Only liars and the credulous trust the infallibility of their memories. The rest of us understand that memory is a creative faculty. We abhor a vacuum and fill in the holes. We embroider and accept the stitching as real. We prefer a story with a linear plot and a satisfying resolution to a collection of fragmented images. Some of our best memories never happened. On this date, June 30, in 1932, the American painter Charles Burchfield noted in his journal:
“It is difficult to
separate actual boyhood impressions from the visions called up by the stories I
read as a boy. Thus, I am never quite sure whether some of the memories of
woodland rambles in luxuriant late June & early July are actually mine or
those of Bevis & Mark.”
Burchfield’s reference is to Bevis: the Story of a Boy (1882), an adventure book by the English nature writer Richard Jefferies.

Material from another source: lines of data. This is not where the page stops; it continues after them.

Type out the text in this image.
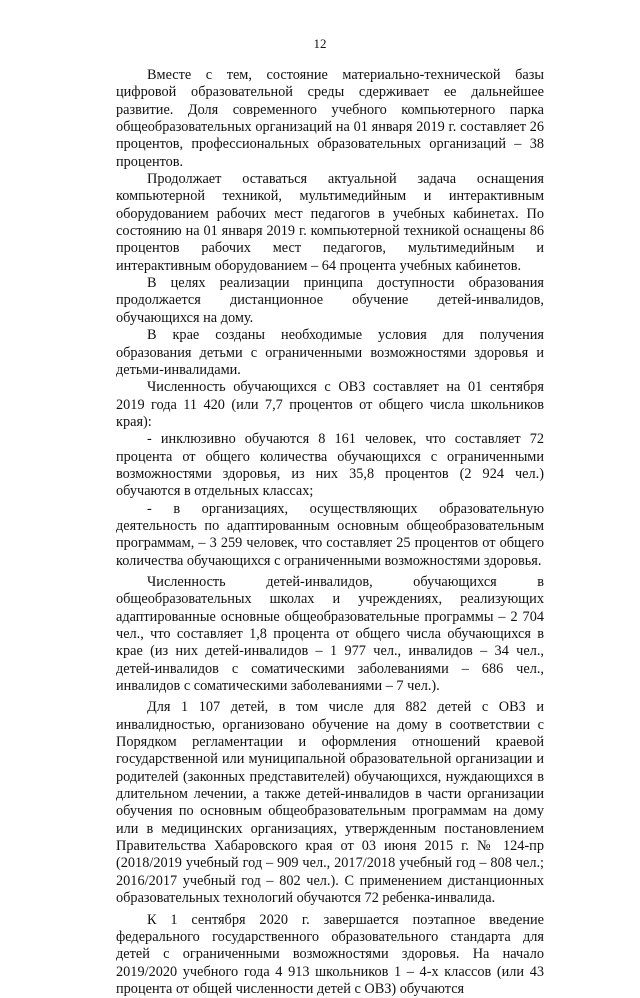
12

Вместе с тем, состояние материально-технической базы цифровой образовательной среды сдерживает ее дальнейшее развитие. Доля современного учебного компьютерного парка общеобразовательных организаций на 01 января 2019 г. составляет 26 процентов, профессиональных образовательных организаций – 38 процентов.

Продолжает оставаться актуальной задача оснащения компьютерной техникой, мультимедийным и интерактивным оборудованием рабочих мест педагогов в учебных кабинетах. По состоянию на 01 января 2019 г. компьютерной техникой оснащены 86 процентов рабочих мест педагогов, мультимедийным и интерактивным оборудованием – 64 процента учебных кабинетов.

В целях реализации принципа доступности образования продолжается дистанционное обучение детей-инвалидов, обучающихся на дому.

В крае созданы необходимые условия для получения образования детьми с ограниченными возможностями здоровья и детьми-инвалидами.

Численность обучающихся с ОВЗ составляет на 01 сентября 2019 года 11 420 (или 7,7 процентов от общего числа школьников края):

- инклюзивно обучаются 8 161 человек, что составляет 72 процента от общего количества обучающихся с ограниченными возможностями здоровья, из них 35,8 процентов (2 924 чел.) обучаются в отдельных классах;

- в организациях, осуществляющих образовательную деятельность по адаптированным основным общеобразовательным программам, – 3 259 человек, что составляет 25 процентов от общего количества обучающихся с ограниченными возможностями здоровья.

Численность детей-инвалидов, обучающихся в общеобразовательных школах и учреждениях, реализующих адаптированные основные общеобразовательные программы – 2 704 чел., что составляет 1,8 процента от общего числа обучающихся в крае (из них детей-инвалидов – 1 977 чел., инвалидов – 34 чел., детей-инвалидов с соматическими заболеваниями – 686 чел., инвалидов с соматическими заболеваниями – 7 чел.).

Для 1 107 детей, в том числе для 882 детей с ОВЗ и инвалидностью, организовано обучение на дому в соответствии с Порядком регламентации и оформления отношений краевой государственной или муниципальной образовательной организации и родителей (законных представителей) обучающихся, нуждающихся в длительном лечении, а также детей-инвалидов в части организации обучения по основным общеобразовательным программам на дому или в медицинских организациях, утвержденным постановлением Правительства Хабаровского края от 03 июня 2015 г. № 124-пр (2018/2019 учебный год – 909 чел., 2017/2018 учебный год – 808 чел.; 2016/2017 учебный год – 802 чел.). С применением дистанционных образовательных технологий обучаются 72 ребенка-инвалида.

К 1 сентября 2020 г. завершается поэтапное введение федерального государственного образовательного стандарта для детей с ограниченными возможностями здоровья. На начало 2019/2020 учебного года 4 913 школьников 1 – 4-х классов (или 43 процента от общей численности детей с ОВЗ) обучаются
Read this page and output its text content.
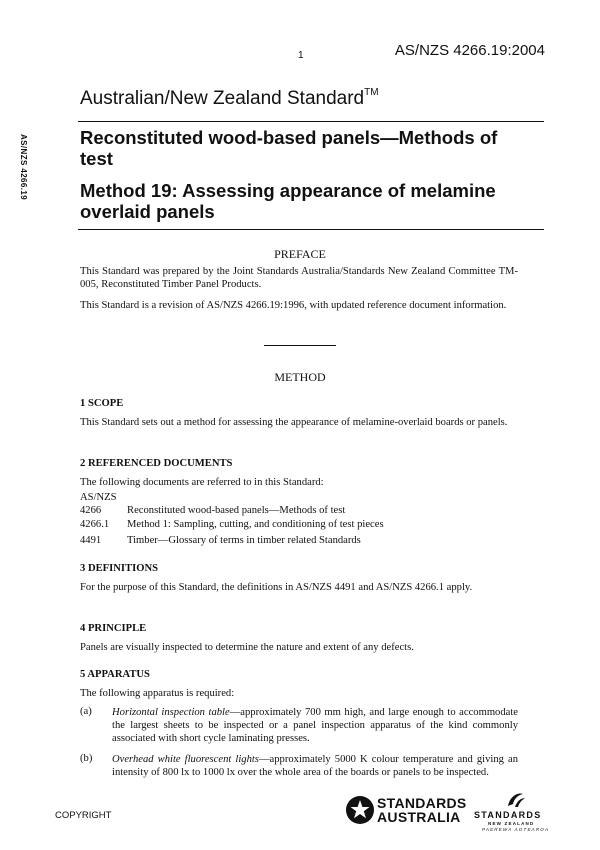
1	AS/NZS 4266.19:2004
Australian/New Zealand Standard™
AS/NZS 4266.19	Reconstituted wood-based panels—Methods of
test
Method 19: Assessing appearance of melamine
overlaid panels
PREFACE
This Standard was prepared by the Joint Standards Australia/Standards New Zealand Committee TM-005, Reconstituted Timber Panel Products.
This Standard is a revision of AS/NZS 4266.19:1996, with updated reference document information.
METHOD
1 SCOPE
This Standard sets out a method for assessing the appearance of melamine-overlaid boards or panels.
2 REFERENCED DOCUMENTS
The following documents are referred to in this Standard:
AS/NZS
4266	Reconstituted wood-based panels—Methods of test
4266.1	Method 1: Sampling, cutting, and conditioning of test pieces
4491	Timber—Glossary of terms in timber related Standards
3 DEFINITIONS
For the purpose of this Standard, the definitions in AS/NZS 4491 and AS/NZS 4266.1 apply.
4 PRINCIPLE
Panels are visually inspected to determine the nature and extent of any defects.
5 APPARATUS
The following apparatus is required:
(a) Horizontal inspection table—approximately 700 mm high, and large enough to accommodate the largest sheets to be inspected or a panel inspection apparatus of the kind commonly associated with short cycle laminating presses.
(b) Overhead white fluorescent lights—approximately 5000 K colour temperature and giving an intensity of 800 lx to 1000 lx over the whole area of the boards or panels to be inspected.
COPYRIGHT
STANDARDS
AUSTRALIA	STANDARDS
NEW ZEALAND
PAEREWA AOTEAROA
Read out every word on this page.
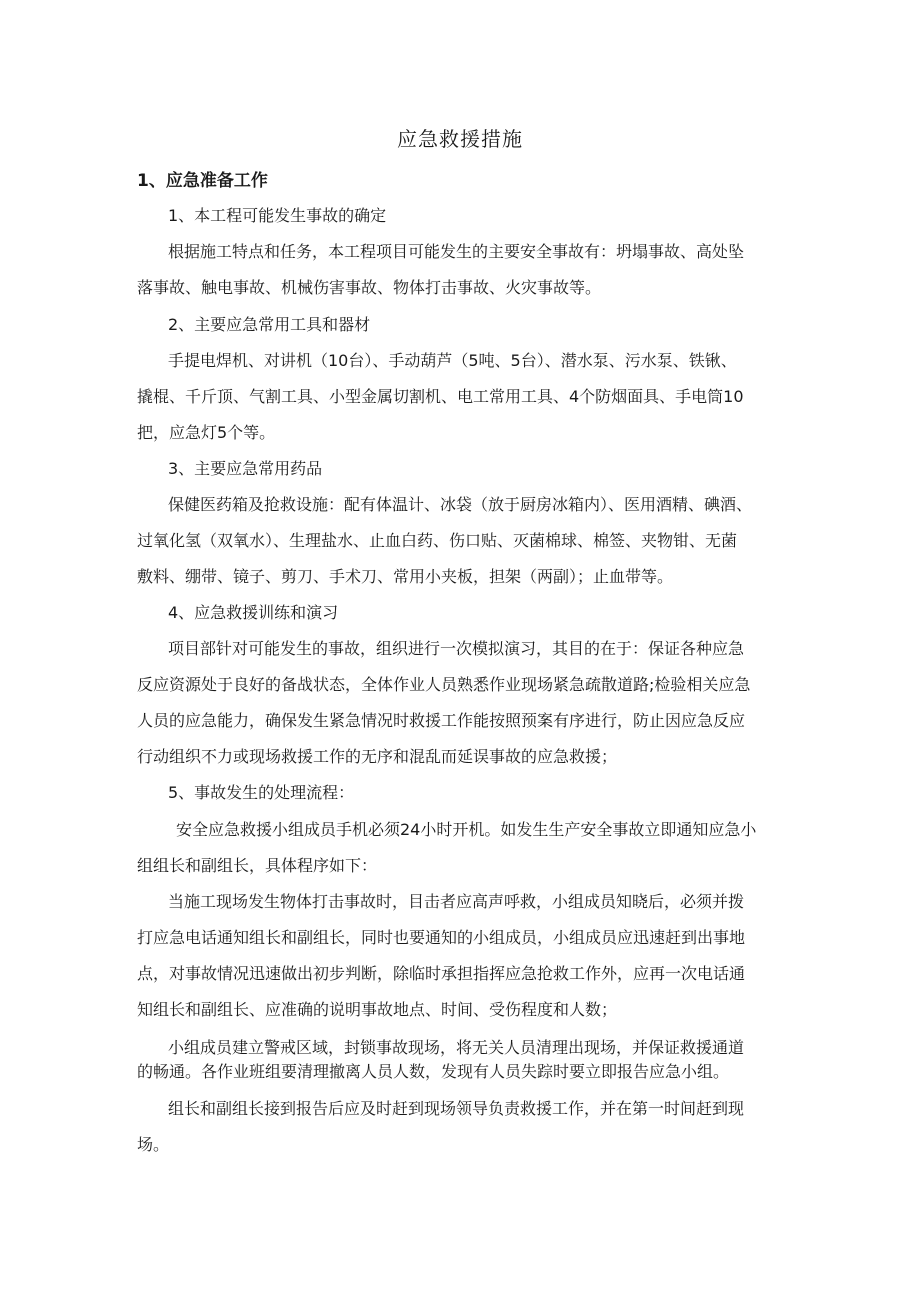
应急救援措施
1、应急准备工作
1、本工程可能发生事故的确定
根据施工特点和任务，本工程项目可能发生的主要安全事故有：坍塌事故、高处坠
落事故、触电事故、机械伤害事故、物体打击事故、火灾事故等。
2、主要应急常用工具和器材
手提电焊机、对讲机（10台）、手动葫芦（5吨、5台）、潜水泵、污水泵、铁锹、
撬棍、千斤顶、气割工具、小型金属切割机、电工常用工具、4个防烟面具、手电筒10
把，应急灯5个等。
3、主要应急常用药品
保健医药箱及抢救设施：配有体温计、冰袋（放于厨房冰箱内）、医用酒精、碘酒、
过氧化氢（双氧水）、生理盐水、止血白药、伤口贴、灭菌棉球、棉签、夹物钳、无菌
敷料、绷带、镜子、剪刀、手术刀、常用小夹板，担架（两副）；止血带等。
4、应急救援训练和演习
项目部针对可能发生的事故，组织进行一次模拟演习，其目的在于：保证各种应急
反应资源处于良好的备战状态，全体作业人员熟悉作业现场紧急疏散道路;检验相关应急
人员的应急能力，确保发生紧急情况时救援工作能按照预案有序进行，防止因应急反应
行动组织不力或现场救援工作的无序和混乱而延误事故的应急救援；
5、事故发生的处理流程：
安全应急救援小组成员手机必须24小时开机。如发生生产安全事故立即通知应急小
组组长和副组长，具体程序如下：
当施工现场发生物体打击事故时，目击者应高声呼救，小组成员知晓后，必须并拨
打应急电话通知组长和副组长，同时也要通知的小组成员，小组成员应迅速赶到出事地
点，对事故情况迅速做出初步判断，除临时承担指挥应急抢救工作外，应再一次电话通
知组长和副组长、应准确的说明事故地点、时间、受伤程度和人数；
小组成员建立警戒区域，封锁事故现场，将无关人员清理出现场，并保证救援通道
的畅通。各作业班组要清理撤离人员人数，发现有人员失踪时要立即报告应急小组。
组长和副组长接到报告后应及时赶到现场领导负责救援工作，并在第一时间赶到现
场。
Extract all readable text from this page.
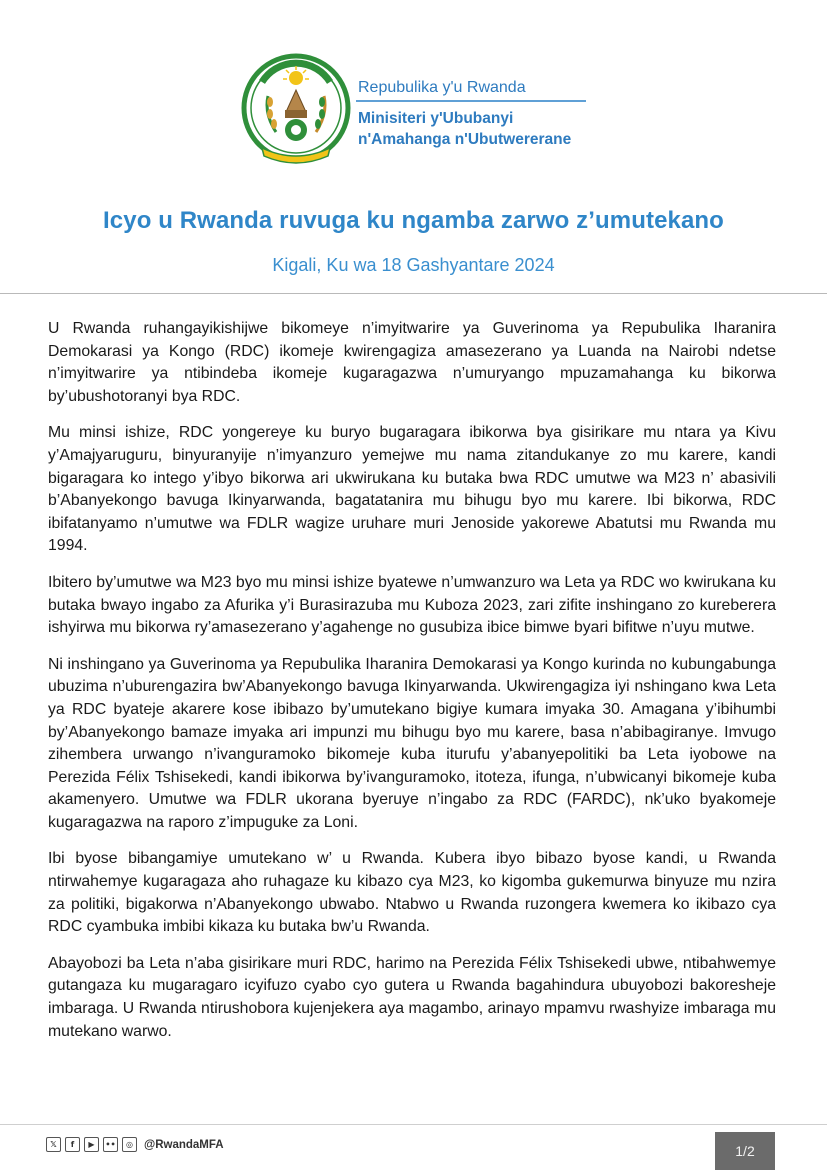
Repubulika y'u Rwanda
Minisiteri y'Ububanyi
n'Amahanga n'Ubutwererane
Icyo u Rwanda ruvuga ku ngamba zarwo z’umutekano
Kigali, Ku wa 18 Gashyantare 2024

U Rwanda ruhangayikishijwe bikomeye n’imyitwarire ya Guverinoma ya Repubulika Iharanira Demokarasi ya Kongo (RDC) ikomeje kwirengagiza amasezerano ya Luanda na Nairobi ndetse n’imyitwarire ya ntibindeba ikomeje kugaragazwa n’umuryango mpuzamahanga ku bikorwa by’ubushotoranyi bya RDC.

Mu minsi ishize, RDC yongereye ku buryo bugaragara ibikorwa bya gisirikare mu ntara ya Kivu y’Amajyaruguru, binyuranyije n’imyanzuro yemejwe mu nama zitandukanye zo mu karere, kandi bigaragara ko intego y’ibyo bikorwa ari ukwirukana ku butaka bwa RDC umutwe wa M23 n’ abasivili b’Abanyekongo bavuga Ikinyarwanda, bagatatanira mu bihugu byo mu karere. Ibi bikorwa, RDC ibifatanyamo n’umutwe wa FDLR wagize uruhare muri Jenoside yakorewe Abatutsi mu Rwanda mu 1994.

Ibitero by’umutwe wa M23 byo mu minsi ishize byatewe n’umwanzuro wa Leta ya RDC wo kwirukana ku butaka bwayo ingabo za Afurika y’i Burasirazuba mu Kuboza 2023, zari zifite inshingano zo kureberera ishyirwa mu bikorwa ry’amasezerano y’agahenge no gusubiza ibice bimwe byari bifitwe n’uyu mutwe.

Ni inshingano ya Guverinoma ya Repubulika Iharanira Demokarasi ya Kongo kurinda no kubungabunga ubuzima n’uburengazira bw’Abanyekongo bavuga Ikinyarwanda. Ukwirengagiza iyi nshingano kwa Leta ya RDC byateje akarere kose ibibazo by’umutekano bigiye kumara imyaka 30. Amagana y’ibihumbi by’Abanyekongo bamaze imyaka ari impunzi mu bihugu byo mu karere, basa n’abibagiranye. Imvugo zihembera urwango n’ivanguramoko bikomeje kuba iturufu y’abanyepolitiki ba Leta iyobowe na Perezida Félix Tshisekedi, kandi ibikorwa by’ivanguramoko, itoteza, ifunga, n’ubwicanyi bikomeje kuba akamenyero. Umutwe wa FDLR ukorana byeruye n’ingabo za RDC (FARDC), nk’uko byakomeje kugaragazwa na raporo z’impuguke za Loni.

Ibi byose bibangamiye umutekano w’ u Rwanda. Kubera ibyo bibazo byose kandi, u Rwanda ntirwahemye kugaragaza aho ruhagaze ku kibazo cya M23, ko kigomba gukemurwa binyuze mu nzira za politiki, bigakorwa n’Abanyekongo ubwabo. Ntabwo u Rwanda ruzongera kwemera ko ikibazo cya RDC cyambuka imbibi kikaza ku butaka bw’u Rwanda.

Abayobozi ba Leta n’aba gisirikare muri RDC, harimo na Perezida Félix Tshisekedi ubwe, ntibahwemye gutangaza ku mugaragaro icyifuzo cyabo cyo gutera u Rwanda bagahindura ubuyobozi bakoresheje imbaraga. U Rwanda ntirushobora kujenjekera aya magambo, arinayo mpamvu rwashyize imbaraga mu mutekano warwo.

𝕏	f	▶	••	◎ @RwandaMFA	1/2
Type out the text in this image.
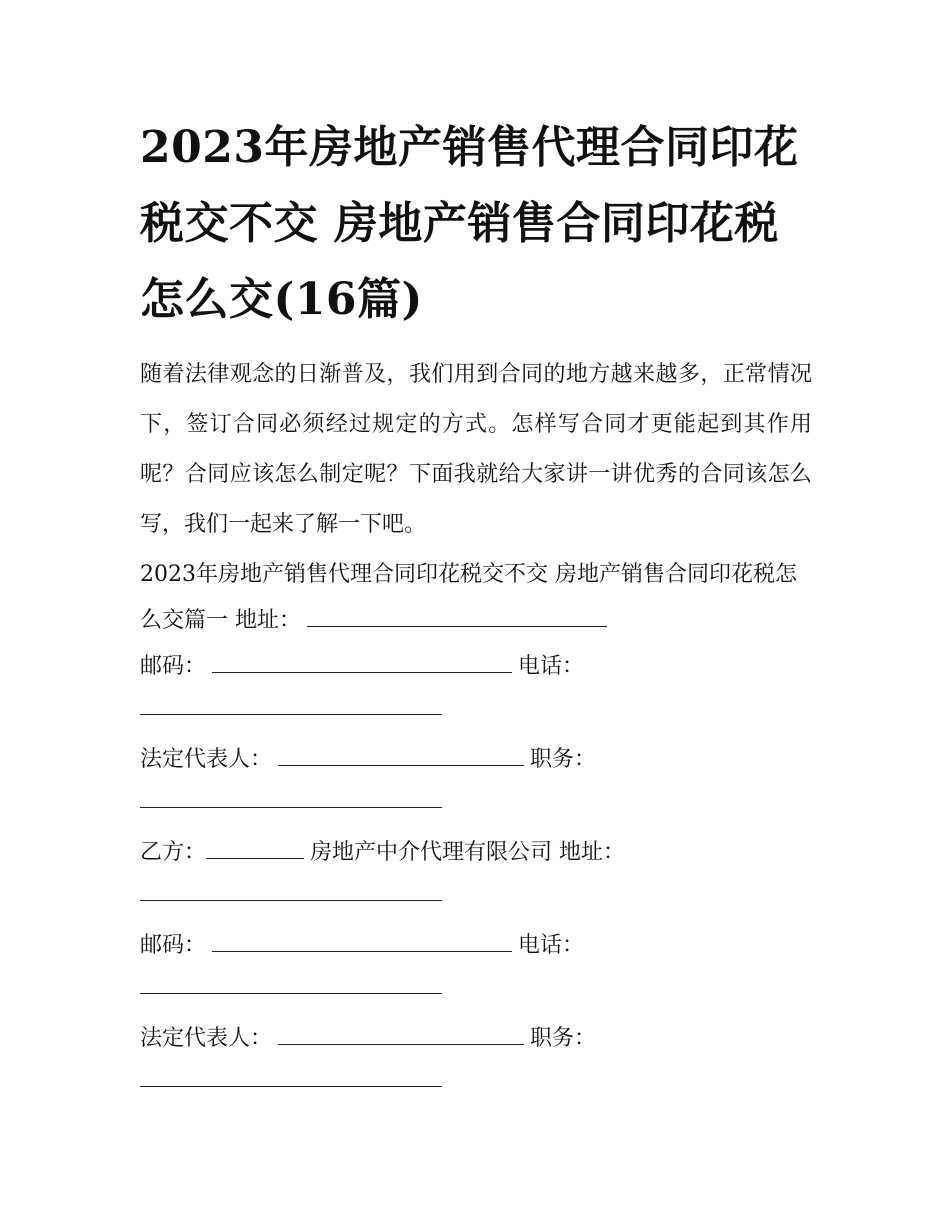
2023年房地产销售代理合同印花税交不交 房地产销售合同印花税怎么交(16篇)

随着法律观念的日渐普及，我们用到合同的地方越来越多，正常情况下，签订合同必须经过规定的方式。怎样写合同才更能起到其作用呢？合同应该怎么制定呢？下面我就给大家讲一讲优秀的合同该怎么写，我们一起来了解一下吧。

2023年房地产销售代理合同印花税交不交 房地产销售合同印花税怎么交篇一 地址：
邮码：	电话：
法定代表人：	职务：
乙方：	房地产中介代理有限公司 地址：
邮码：	电话：
法定代表人：	职务：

Auden judged it “the only tolerable book about boyhood.” I haven’t read it but I understand Burchfield’s confusion. For me it was not so much stories that worked their way into my real-life memories as nonfiction books devoted to the natural world. To this day I’m uncertain whether I caught two cecropia moths on the trunk of a neighbor’s ash tree one morning in the early 1960’s, or I copied-and-pasted them out a field guide and onto the tree.
2 comments:
"We can remember minutely and precisely only the things which never really happened to us."
Eric Hoffer
In the first year of grammas school (age 11), my class read Bevis: The Story of a Boy. It seemed a rather odd choice, even then. Alas, I have no memories of it, either true or false.